WASHINGTON – A U.S. nurse exposed to Ebola while working as a volunteer treating people sick with the virus in Sierra Leone will be admitted to the National Institute of Health Clinical Center in Bethesda, Maryland, the institution announced Thursday.
The nurse, whose identity has not been made public, will be placed under observation in a special clinical studies unit, where healthcare professionals will follow the established protocols for dealing with Ebola patients.
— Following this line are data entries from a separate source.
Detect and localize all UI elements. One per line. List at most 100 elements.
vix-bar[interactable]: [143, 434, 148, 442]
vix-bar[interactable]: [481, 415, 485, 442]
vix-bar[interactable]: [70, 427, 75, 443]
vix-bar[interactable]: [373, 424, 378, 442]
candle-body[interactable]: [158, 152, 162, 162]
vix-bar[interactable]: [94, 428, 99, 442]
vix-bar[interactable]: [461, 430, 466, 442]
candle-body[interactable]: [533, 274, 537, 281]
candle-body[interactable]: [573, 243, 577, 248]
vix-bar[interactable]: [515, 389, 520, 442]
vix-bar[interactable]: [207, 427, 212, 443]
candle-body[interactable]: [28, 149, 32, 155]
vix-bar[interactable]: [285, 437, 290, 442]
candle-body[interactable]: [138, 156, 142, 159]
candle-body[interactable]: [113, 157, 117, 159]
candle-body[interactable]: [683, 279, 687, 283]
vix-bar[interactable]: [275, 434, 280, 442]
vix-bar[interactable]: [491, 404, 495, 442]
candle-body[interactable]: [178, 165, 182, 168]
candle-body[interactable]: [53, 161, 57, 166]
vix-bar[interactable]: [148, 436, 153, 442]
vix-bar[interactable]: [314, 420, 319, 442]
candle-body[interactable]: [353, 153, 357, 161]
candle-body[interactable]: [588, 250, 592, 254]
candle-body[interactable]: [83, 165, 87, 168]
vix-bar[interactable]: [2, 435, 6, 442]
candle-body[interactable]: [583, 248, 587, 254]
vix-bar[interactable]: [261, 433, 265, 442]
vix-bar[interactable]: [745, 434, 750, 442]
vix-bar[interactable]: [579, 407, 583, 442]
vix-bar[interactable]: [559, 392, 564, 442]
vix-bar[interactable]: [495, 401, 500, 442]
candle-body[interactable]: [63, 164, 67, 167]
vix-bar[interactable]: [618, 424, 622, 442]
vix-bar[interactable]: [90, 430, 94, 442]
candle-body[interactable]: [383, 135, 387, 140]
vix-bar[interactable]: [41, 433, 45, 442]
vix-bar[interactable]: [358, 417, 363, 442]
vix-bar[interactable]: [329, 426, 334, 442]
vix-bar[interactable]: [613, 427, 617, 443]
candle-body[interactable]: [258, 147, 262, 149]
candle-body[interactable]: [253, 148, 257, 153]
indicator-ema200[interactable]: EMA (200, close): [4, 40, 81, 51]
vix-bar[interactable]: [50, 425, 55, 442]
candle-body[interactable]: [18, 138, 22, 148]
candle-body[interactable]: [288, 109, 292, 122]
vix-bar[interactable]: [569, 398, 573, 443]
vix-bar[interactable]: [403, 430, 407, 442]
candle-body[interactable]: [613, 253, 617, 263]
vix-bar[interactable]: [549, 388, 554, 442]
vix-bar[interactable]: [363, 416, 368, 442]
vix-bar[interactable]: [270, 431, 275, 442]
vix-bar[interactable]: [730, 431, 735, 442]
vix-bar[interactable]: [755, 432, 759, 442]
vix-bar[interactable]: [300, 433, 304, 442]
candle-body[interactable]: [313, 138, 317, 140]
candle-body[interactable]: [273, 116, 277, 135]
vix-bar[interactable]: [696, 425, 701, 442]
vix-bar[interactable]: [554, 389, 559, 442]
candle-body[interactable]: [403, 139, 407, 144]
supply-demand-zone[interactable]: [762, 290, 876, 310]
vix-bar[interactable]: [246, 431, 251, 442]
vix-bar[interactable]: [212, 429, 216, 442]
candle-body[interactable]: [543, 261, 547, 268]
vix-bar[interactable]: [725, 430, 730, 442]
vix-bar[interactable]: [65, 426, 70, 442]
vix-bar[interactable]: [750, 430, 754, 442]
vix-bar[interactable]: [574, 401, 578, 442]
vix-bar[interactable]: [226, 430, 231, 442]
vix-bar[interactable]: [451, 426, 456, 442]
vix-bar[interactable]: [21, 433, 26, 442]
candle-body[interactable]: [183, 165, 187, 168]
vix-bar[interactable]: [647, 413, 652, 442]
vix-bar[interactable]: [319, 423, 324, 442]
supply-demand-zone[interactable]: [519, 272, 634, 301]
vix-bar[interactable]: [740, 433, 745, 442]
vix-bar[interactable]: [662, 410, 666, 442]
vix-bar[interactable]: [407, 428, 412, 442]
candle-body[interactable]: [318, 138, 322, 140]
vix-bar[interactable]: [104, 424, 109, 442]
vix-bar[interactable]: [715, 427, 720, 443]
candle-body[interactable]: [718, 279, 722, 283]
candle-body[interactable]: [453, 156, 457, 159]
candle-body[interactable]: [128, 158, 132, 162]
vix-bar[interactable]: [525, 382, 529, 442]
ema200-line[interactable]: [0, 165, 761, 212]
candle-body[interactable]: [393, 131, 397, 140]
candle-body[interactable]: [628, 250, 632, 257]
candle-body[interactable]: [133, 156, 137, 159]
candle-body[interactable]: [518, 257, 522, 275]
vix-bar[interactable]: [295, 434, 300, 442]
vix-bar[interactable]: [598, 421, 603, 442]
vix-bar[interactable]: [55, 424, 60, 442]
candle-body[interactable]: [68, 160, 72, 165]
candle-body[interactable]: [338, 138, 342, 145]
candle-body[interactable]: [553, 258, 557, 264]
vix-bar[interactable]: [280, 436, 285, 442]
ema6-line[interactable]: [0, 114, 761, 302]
“The special clinical studies unit is specifically designed to provide high-level isolation capabilities and is staffed by infectious diseases and critical care specialists,” the NIH said in a statement.
“The unit staff is trained in strict infection control practices optimized to prevent spread of potentially transmissible agents such as Ebola. In addition, access to the unit will be strictly controlled,” the institution added.
Being exposed to the Ebola virus does not necessarily mean that someone has contracted it, given that it is transmitted only by direct contact with blood or body fluids from infected people or animals.
The World Health Organization, at latest count, estimates that 17,908 people have become infected with Ebola to date, of whom 6,373 have died.
More than a dozen people with Ebola have been treated in the United States so far and two of them have died.
The fatalities include surgeon Martin Salia, who contracted the disease in his native Sierra Leone, and Liberian Thomas Eric Duncan, who came to Dallas, Texas, in September when he was already unknowingly infected and died the following month in a local hospital.